For many student-athletes, the wait to get back in the game seemed like it would never end, with the pandemic dragging on and threatening yet another season of sports. Fortunately, the wait is now over, and most schools have returned to practice with an eye toward full competition.
After such a long offseason, the comeback has been accompanied by an increase in injuries, with physicians seeing more sprains, strains and fractures. The urge to get back to pre-COVID shape and make up for lost time often works against these young athletes, who may be rushing through proper conditioning.
“Both acute and overuse injuries are painful and can sideline student-athletes physically and emotionally,” said Dr. Dennis J. Pfisterer Jr., an orthopedic surgeon at Holy Name. “Prevention is key. They need to train for their sports and not expect that playing or practice will get them back in shape.”
Parents, coaches and players should recognize the risk posed by limited preseason conditioning and practice. After more than a year of canceled or condensed competition, athletes have been idle for an unusually long stretch of time, increasing the chances of serious injury after a quick return to their sport.
To help avoid injuries, the American College of Sports Medicine recommends the 10% rule: After a prolonged absence from training or playing, resume activity at 10% the intensity or duration level of the highest performing rate.

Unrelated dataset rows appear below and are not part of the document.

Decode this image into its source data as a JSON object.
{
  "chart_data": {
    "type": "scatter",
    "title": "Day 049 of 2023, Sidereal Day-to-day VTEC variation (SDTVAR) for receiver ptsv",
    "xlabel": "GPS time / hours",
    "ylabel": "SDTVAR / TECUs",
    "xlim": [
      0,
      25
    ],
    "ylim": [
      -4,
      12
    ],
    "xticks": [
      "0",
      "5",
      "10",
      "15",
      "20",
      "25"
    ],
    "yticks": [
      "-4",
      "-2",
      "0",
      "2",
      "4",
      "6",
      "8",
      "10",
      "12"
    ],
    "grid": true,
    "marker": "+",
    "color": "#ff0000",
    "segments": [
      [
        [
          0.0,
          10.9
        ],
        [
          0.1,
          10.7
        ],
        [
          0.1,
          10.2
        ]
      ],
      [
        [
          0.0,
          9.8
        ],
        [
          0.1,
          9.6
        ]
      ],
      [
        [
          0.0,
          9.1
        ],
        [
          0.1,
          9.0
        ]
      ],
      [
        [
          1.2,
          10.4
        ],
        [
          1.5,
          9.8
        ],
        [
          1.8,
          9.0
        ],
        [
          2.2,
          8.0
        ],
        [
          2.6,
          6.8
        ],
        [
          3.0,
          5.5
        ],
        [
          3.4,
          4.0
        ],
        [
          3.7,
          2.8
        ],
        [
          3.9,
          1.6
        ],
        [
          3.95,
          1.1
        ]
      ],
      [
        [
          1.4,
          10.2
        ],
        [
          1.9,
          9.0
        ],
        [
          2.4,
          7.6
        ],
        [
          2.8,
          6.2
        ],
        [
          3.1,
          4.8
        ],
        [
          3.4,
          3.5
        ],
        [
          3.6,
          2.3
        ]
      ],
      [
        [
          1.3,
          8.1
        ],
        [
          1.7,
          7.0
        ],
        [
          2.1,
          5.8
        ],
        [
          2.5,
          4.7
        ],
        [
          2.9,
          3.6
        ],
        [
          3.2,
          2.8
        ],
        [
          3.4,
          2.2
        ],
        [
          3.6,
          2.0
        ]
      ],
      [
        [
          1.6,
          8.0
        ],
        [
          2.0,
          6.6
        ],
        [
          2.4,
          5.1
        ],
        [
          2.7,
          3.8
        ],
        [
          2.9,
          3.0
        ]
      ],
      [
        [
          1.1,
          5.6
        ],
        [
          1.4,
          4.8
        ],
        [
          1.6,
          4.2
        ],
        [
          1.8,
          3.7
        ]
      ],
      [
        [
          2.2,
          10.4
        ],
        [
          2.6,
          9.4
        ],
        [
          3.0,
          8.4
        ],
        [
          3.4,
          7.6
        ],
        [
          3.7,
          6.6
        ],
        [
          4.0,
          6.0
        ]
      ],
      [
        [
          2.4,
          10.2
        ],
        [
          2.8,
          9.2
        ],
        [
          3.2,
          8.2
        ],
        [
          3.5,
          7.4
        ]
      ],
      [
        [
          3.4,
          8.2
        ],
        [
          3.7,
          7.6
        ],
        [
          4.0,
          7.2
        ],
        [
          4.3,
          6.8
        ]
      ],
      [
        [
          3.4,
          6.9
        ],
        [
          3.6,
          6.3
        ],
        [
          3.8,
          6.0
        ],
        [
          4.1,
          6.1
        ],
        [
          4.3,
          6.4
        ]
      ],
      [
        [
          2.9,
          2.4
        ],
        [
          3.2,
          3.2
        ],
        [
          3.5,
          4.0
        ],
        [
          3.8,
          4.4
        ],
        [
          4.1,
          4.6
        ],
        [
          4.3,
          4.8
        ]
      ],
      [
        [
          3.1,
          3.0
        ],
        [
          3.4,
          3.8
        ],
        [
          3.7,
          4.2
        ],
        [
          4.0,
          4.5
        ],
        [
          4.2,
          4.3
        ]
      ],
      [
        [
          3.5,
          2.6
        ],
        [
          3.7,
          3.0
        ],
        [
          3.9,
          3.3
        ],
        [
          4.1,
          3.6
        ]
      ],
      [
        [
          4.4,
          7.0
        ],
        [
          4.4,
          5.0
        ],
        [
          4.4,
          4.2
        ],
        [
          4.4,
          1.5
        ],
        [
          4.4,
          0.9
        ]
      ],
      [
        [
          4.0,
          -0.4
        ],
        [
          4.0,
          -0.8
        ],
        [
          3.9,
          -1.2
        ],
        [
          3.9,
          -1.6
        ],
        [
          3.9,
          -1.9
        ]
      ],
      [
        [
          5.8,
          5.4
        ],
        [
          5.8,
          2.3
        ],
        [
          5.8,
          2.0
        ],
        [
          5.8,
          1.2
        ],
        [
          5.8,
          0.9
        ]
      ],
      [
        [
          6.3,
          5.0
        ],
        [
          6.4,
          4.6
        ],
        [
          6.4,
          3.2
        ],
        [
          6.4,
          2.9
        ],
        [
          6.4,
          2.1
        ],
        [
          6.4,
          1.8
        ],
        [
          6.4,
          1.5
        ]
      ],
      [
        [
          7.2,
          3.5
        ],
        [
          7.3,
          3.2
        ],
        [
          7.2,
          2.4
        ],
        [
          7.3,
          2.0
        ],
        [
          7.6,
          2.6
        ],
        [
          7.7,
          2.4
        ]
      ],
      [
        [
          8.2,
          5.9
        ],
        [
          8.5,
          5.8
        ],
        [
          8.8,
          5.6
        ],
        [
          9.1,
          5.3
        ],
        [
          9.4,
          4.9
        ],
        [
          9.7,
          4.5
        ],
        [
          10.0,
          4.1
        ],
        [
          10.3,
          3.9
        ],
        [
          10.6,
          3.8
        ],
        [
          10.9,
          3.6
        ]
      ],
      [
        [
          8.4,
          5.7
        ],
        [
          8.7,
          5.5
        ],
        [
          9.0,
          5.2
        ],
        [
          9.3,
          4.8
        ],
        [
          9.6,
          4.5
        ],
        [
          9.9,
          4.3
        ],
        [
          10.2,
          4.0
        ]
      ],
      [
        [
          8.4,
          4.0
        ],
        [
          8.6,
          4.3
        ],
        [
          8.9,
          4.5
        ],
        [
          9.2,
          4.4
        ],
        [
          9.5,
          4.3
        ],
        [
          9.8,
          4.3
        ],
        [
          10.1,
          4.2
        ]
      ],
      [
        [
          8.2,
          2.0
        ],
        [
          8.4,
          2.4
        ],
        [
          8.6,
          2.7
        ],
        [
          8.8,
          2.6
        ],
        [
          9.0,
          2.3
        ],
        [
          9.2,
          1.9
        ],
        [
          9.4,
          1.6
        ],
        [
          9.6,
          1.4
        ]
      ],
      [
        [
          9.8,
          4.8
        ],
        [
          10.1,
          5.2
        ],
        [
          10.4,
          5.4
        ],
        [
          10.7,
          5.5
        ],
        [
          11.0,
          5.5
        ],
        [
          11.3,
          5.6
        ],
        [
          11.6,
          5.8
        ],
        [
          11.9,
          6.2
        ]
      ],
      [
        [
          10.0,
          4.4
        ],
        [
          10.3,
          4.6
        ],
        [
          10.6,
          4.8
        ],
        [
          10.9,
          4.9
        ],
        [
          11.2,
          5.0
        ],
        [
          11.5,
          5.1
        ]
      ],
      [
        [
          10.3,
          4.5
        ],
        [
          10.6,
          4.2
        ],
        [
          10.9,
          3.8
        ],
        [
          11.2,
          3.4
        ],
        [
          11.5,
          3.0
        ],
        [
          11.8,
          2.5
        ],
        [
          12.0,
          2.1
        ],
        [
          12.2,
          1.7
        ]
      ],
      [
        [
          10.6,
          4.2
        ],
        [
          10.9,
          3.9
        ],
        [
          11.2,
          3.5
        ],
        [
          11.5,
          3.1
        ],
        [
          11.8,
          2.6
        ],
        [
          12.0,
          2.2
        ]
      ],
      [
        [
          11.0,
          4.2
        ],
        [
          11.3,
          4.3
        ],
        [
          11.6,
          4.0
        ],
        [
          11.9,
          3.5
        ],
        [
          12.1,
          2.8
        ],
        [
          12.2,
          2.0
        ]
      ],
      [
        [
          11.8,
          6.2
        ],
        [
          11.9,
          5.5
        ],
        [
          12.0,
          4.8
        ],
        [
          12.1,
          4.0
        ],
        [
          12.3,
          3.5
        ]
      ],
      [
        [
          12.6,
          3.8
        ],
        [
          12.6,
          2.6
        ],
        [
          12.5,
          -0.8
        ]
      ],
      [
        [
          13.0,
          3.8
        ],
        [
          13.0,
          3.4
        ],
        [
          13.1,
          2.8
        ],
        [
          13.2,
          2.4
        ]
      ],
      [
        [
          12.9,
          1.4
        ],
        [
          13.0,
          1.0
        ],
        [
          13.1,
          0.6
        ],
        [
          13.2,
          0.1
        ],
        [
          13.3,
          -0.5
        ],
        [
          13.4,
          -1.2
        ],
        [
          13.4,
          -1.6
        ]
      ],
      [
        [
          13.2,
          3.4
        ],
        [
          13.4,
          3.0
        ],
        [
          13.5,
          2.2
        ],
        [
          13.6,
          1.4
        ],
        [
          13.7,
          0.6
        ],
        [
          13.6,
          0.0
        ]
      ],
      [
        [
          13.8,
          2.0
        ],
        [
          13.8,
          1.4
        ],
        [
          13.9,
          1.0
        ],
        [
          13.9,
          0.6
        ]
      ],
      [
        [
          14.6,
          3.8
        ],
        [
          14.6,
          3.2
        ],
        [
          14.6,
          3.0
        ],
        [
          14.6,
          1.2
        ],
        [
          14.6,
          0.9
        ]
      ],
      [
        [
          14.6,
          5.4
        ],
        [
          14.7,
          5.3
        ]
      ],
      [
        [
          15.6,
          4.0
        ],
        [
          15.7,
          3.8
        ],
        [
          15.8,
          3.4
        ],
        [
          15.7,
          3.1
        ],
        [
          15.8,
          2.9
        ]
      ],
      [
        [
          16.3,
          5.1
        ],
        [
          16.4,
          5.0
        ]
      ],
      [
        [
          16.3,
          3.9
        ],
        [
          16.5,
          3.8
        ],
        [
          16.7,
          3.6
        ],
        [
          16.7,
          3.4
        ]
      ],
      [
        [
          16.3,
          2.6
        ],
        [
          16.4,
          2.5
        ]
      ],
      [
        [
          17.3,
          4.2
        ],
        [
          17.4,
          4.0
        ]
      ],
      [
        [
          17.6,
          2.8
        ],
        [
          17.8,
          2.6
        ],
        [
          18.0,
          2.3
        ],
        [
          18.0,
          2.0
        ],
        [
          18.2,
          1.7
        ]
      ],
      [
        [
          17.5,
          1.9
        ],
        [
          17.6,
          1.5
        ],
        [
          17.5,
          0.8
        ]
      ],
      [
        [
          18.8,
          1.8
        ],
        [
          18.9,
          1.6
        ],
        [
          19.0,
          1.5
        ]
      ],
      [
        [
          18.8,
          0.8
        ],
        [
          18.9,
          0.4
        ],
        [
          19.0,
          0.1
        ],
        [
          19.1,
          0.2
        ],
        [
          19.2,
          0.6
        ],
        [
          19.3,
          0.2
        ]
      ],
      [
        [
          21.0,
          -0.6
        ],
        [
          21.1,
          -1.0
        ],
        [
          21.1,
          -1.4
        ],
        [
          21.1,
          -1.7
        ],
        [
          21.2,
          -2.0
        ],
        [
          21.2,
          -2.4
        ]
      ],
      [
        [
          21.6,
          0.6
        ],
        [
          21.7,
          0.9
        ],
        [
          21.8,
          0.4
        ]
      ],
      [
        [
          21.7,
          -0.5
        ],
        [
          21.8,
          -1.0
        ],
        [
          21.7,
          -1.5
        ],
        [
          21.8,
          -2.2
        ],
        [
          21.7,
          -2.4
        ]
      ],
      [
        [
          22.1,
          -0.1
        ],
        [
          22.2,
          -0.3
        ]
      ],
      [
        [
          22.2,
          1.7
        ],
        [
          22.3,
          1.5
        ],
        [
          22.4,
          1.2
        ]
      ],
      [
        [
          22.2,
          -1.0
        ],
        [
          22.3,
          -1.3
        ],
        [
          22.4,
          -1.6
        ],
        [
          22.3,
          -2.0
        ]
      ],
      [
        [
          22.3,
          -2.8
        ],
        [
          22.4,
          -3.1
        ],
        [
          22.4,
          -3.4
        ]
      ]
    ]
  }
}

For example, an athlete who previously ran 10 miles each training session should begin by only running 1 mile and slowly build up their endurance. This rule can be applied to almost all sports, from weightlifting to pitching baseballs.
Proper conditioning is imperative in preventing injuries, Pfisterer added. He offers the following tips for young athletes:
- Start endurance and flexibility training well before the sports season begins. Aerobic conditioning and structured warmup and stretching exercises will help prepare the muscles for practice or competition.
- Make sure all equipment is in good shape. Replace worn shoes and protective gear.
- Listen to your body. Don’t push yourself when fatigued, and don’t play hurt. Be sure to include rest as part of your routine and limit the number of sports you play to one or two per season.
- Don’t play the same sport all year, and plan downtime between sports or seasons. Multiple sports develop different parts of the body, utilizing some muscles and allowing others to rest.
- Take care of your joints, incorporating strength training to make joints stronger. For example, training hamstrings and quadriceps helps make knees stronger.
If an injury does occur, consult a doctor immediately. The longer an athlete endures an injury without treatment, the less likely it is to heal quickly or properly. Seemingly normal aches and pains in kids may not be the same as in adults. Children’s growing bones and muscles can complicate injuries, so any serious discomfort should be addressed right away.
“With proper conditioning and a gradual ease into normal levels of activity, athletes should be back in peak shape and can resume their sports,” Dr. Pfisterer said. “Above all, young people should listen to their bodies and be honest about being hurt. Keep striving to reach that next level of play — but do so responsibly and always have fun.”